How Laziness Prevent Most People from Succeeding
Laziness is a shared and inherent human weakness. We avoid boring tasks at all costs and opt for the easiest route when facing a work situation. The easiest route to solving a challenge is good only when that route presents the best outcome. Most often than not, the easiest route leads to a solution other that the best option.
Were it not for laziness, employees wouldn’t need motivation to do work their employers paid them to do. Smart fellows created an industry worth several billions of any currency in the world out of selling motivation to people more accustomed to smart phones and television than they’re to work.
Consider, for instance, the instinct by most people, bosses and colleagues alike, to take credit for someone else’s efforts. They fancy the recognition that trails success but loathe the struggles that precede it.
They know with success they can get other men at their employ, confine as many beautiful women, (or built men in some cases) as they deem fit to their harem, take elaborate trips around the world, ride the most luxurious of cars, live in the most glamorous of houses, shop in the choicest malls available, among many other rewards that come with success. But even with these knowledge, most people are still forced to go to work or study out of fear of consequences rather than out of love for rewards and benefits.
Laziness hinder most people from succeeding; they can’t put up with the level of work that success demands.
There’s a quote attributed to Bill Gates and bandied about by supporters of idleness. It goes something like, “I’ll always choose a lazy person to do a hard job, because a lazy person will find an easy way to do it.” It hasn’t been verified that Gates said so. Quote investigator, a website that represents its name, traced the comment to a few other people other than Bill Gates. Yet, It doesn’t count who said so or didn’t say so. Malcolm Gladwell, in his book, Outliers; the story of success, demonstrated the 10,000 hours’ principle of success with Gates’ example. He wrote about how Gates coded away his entire teenage years and spent up to 10,000 hours learning to write codes and writing them, before he attained mastery of programming.
Image Source: https://www.gatesnotes.com/
Toiling away at tasks, both boring and interesting ones, year after year, for several years depending on individual circumstances, is the hallmark of successful people. There’s no substitute for hard work; working smarter to cut down hours and achieve quality results is only a plus.

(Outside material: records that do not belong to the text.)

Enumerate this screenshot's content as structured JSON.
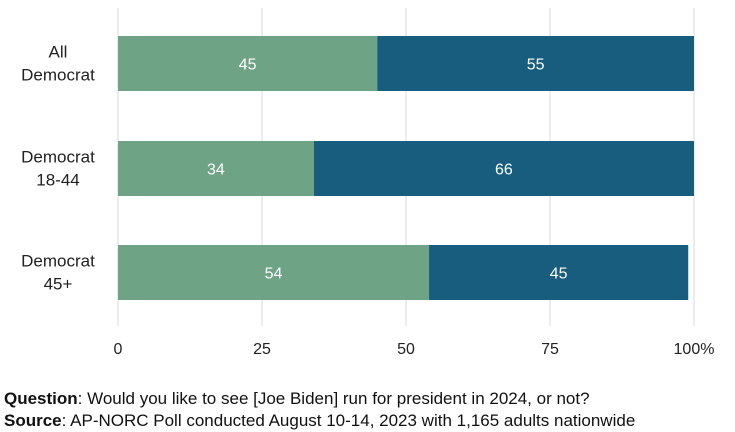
{
  "chart_data": {
    "type": "bar",
    "orientation": "horizontal",
    "stacked": true,
    "categories": [
      [
        "All",
        "Democrat"
      ],
      [
        "Democrat",
        "18-44"
      ],
      [
        "Democrat",
        "45+"
      ]
    ],
    "series": [
      {
        "values": [
          45,
          34,
          54
        ],
        "color": "#6fa386"
      },
      {
        "values": [
          55,
          66,
          45
        ],
        "color": "#185d7e"
      }
    ],
    "xlim": [
      0,
      100
    ],
    "xticks": [
      0,
      25,
      50,
      75,
      100
    ],
    "xtick_labels": [
      "0",
      "25",
      "50",
      "75",
      "100%"
    ],
    "grid": true,
    "legend": "none"
  },
  "footer": {
    "question_label": "Question",
    "question_text": ": Would you like to see [Joe Biden] run for president in 2024, or not?",
    "source_label": "Source",
    "source_text": ": AP-NORC Poll conducted August 10-14, 2023 with 1,165 adults nationwide"
  }
}
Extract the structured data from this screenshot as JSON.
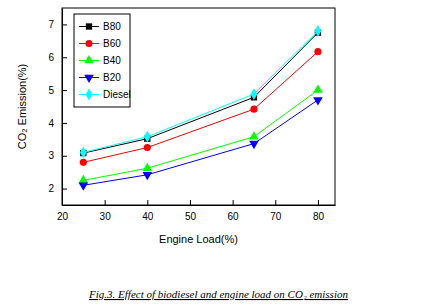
{
  "chart_data": {
    "type": "line",
    "title": "Fig.3. Effect of biodiesel and engine load on CO₂ emission",
    "x_label": "Engine Load(%)",
    "y_label": "CO₂ Emission(%)",
    "x": [
      25,
      40,
      65,
      80
    ],
    "series": [
      {
        "name": "B80",
        "color": "#000000",
        "marker": "square",
        "values": [
          3.08,
          3.52,
          4.78,
          6.75
        ]
      },
      {
        "name": "B60",
        "color": "#ff0000",
        "marker": "circle",
        "values": [
          2.8,
          3.25,
          4.42,
          6.17
        ]
      },
      {
        "name": "B40",
        "color": "#00ff00",
        "marker": "triangle-up",
        "values": [
          2.25,
          2.62,
          3.58,
          5.0
        ]
      },
      {
        "name": "B20",
        "color": "#0000ff",
        "marker": "triangle-down",
        "values": [
          2.1,
          2.42,
          3.37,
          4.7
        ]
      },
      {
        "name": "Diesel",
        "color": "#00ffff",
        "marker": "diamond",
        "values": [
          3.1,
          3.58,
          4.88,
          6.8
        ]
      }
    ],
    "xlim": [
      20,
      84
    ],
    "xticks": [
      20,
      30,
      40,
      50,
      60,
      70,
      80
    ],
    "ylim": [
      1.5,
      7.5
    ],
    "yticks": [
      2,
      3,
      4,
      5,
      6,
      7
    ],
    "legend": "upper left",
    "grid": false
  }
}
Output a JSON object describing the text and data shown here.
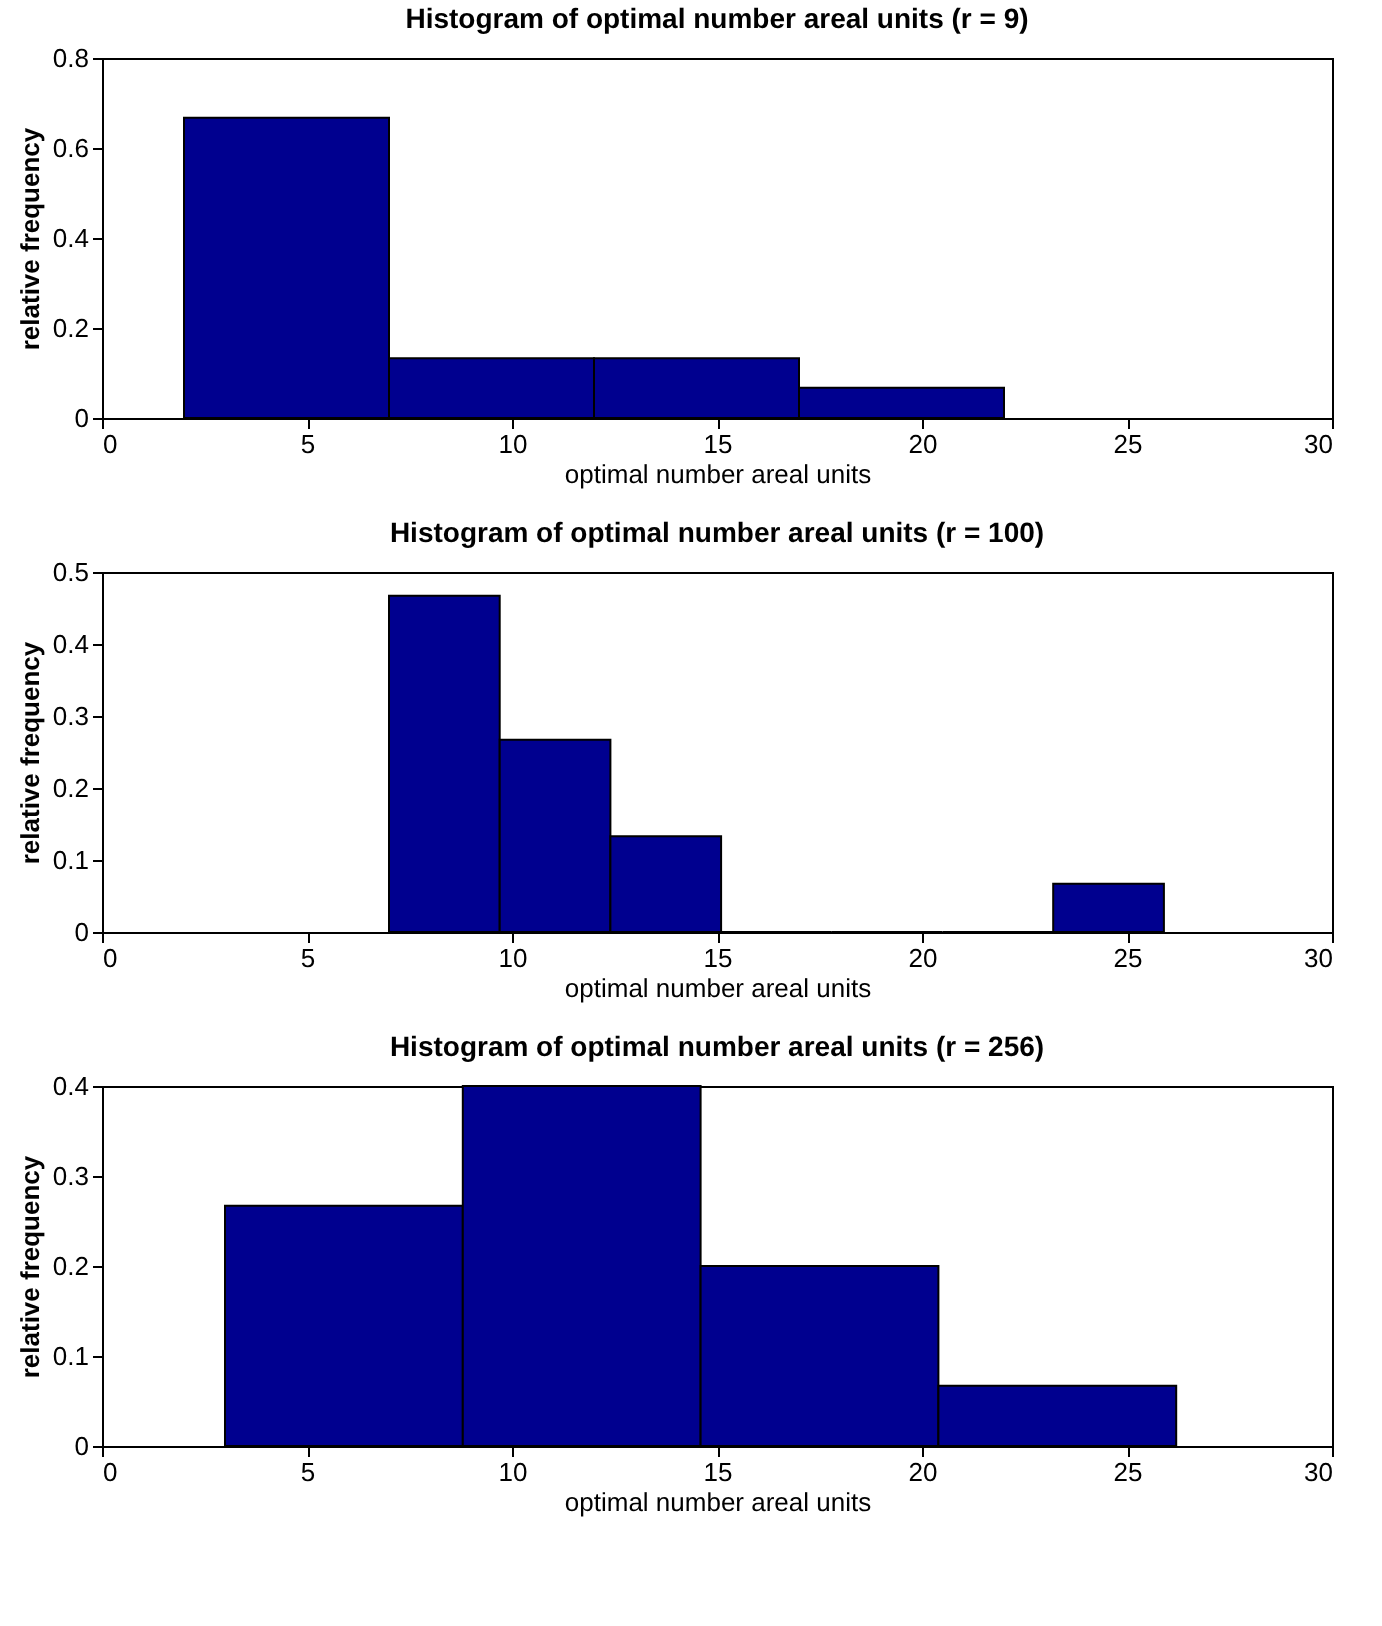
{
  "chart_data": [
    {
      "type": "histogram",
      "title": "Histogram of optimal number areal units (r = 9)",
      "xlabel": "optimal number areal units",
      "ylabel": "relative frequency",
      "bins": [
        2,
        7,
        12,
        17,
        22
      ],
      "values": [
        0.667,
        0.133,
        0.133,
        0.067
      ],
      "color": "#00008f",
      "xlim": [
        0,
        30
      ],
      "xticks": [
        0,
        5,
        10,
        15,
        20,
        25,
        30
      ],
      "ylim": [
        0,
        0.8
      ],
      "yticks": [
        0,
        0.2,
        0.4,
        0.6,
        0.8
      ]
    },
    {
      "type": "histogram",
      "title": "Histogram of optimal number areal units (r = 100)",
      "xlabel": "optimal number areal units",
      "ylabel": "relative frequency",
      "bins": [
        7,
        9.7,
        12.4,
        15.1,
        17.8,
        20.5,
        23.2,
        25.9
      ],
      "values": [
        0.467,
        0.267,
        0.133,
        0,
        0,
        0,
        0.067
      ],
      "color": "#00008f",
      "xlim": [
        0,
        30
      ],
      "xticks": [
        0,
        5,
        10,
        15,
        20,
        25,
        30
      ],
      "ylim": [
        0,
        0.5
      ],
      "yticks": [
        0,
        0.1,
        0.2,
        0.3,
        0.4,
        0.5
      ]
    },
    {
      "type": "histogram",
      "title": "Histogram of optimal number areal units (r = 256)",
      "xlabel": "optimal number areal units",
      "ylabel": "relative frequency",
      "bins": [
        3,
        8.8,
        14.6,
        20.4,
        26.2
      ],
      "values": [
        0.267,
        0.4,
        0.2,
        0.067
      ],
      "color": "#00008f",
      "xlim": [
        0,
        30
      ],
      "xticks": [
        0,
        5,
        10,
        15,
        20,
        25,
        30
      ],
      "ylim": [
        0,
        0.4
      ],
      "yticks": [
        0,
        0.1,
        0.2,
        0.3,
        0.4
      ]
    }
  ]
}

A Few Manifestations of Laziness
- At any time, there’s a level of resources we command and the level we’re are capable of commanding. In the least, the resources we command are our time, or skills, or knowledge. When money is out of the list, we fold our hands, failing to act on our ideas, and blaming our inaction on the lack of money. Allowing the other resources at our disposal to wane, out of disuse. Working in a 9 to 5 job is another excuse people bandy about for not acting on ideas even when there is the capital to do so. They complain to no end about their lack of time.
- Toiling away at tasks that appear easy in gross neglect of the work, which you ought to do and that’s a major requirement of your business or situation at the time, is laziness.
- Mental hibernation is a kind of laziness that supersedes inaction. The easy route here is to flow with the crowd, doing what everyone else is doing and making do with whatever life throws at you. All in gross negligence of the hard and successful route of digging deeper for your own unique possibilities and opportunities. Mental laziness is the failure to use the mind and imagination to unearth the unique set of latent talents lying low within your unconscious, because your situation is different from everyone else’s. These latent talents and possibilities are the primary sources of your competitiveness. They set you apart from the rest of the world; with them you can make your mark on the world by adding something new and valuable to what’s existing in the market. Failing to dig them up for use leads to a dip in your competitiveness.
The antidote to laziness is consistent and strategic action, not mere hard work.
The market place is all about creating valuable products and services to meet ever-evolving customer and user demands. To do so, the business owner executes tasks that’ll fulfill the needs and demands of his market. This involves daily and regular work. Some of it is directly related to the core aspect of the business like production and manufacturing, the rest is ancillary like sales and marketing. In this respect, entrepreneurship differs from a job by a wide margin. You can’t take vacations at will. You have to be up to the task of your business. Sometimes, that means thinking, planning, and working through most days of the year with fewer vacations. Although, when the business reaches the stage of a system that runs on its own, the entrepreneur can then splurge. Until such time, a successful business owner laziness must rule out the urge to be lazy. He can splurge and return to the hustle when he’s had time away enough to refresh. He rests on his oars and risks losing his success.
The entrepreneur’s work schedule is best when it’s a predictable routine. Joggling between learning, exercise, meditation, networking, and most importantly, work and rest. Not necessarily in that order though. Notice the absence of laziness on the list.
You must make out time for those activities even though it’s hard to do so.
You don’t arrive at breakthrough ideas and business models by idling away all day watching television and playing video games. You do so by tinkering with options and fine-tuning solutions till you get the best possible outcome.
Even a lazy man’s approach to relaxation time is counterproductive. He can’t submit to total relaxation by tuning off the distractions that cut down the value we derive from our rest time. That’s the link I found between distraction and laziness; they both distract from work and from rest. They prevent success.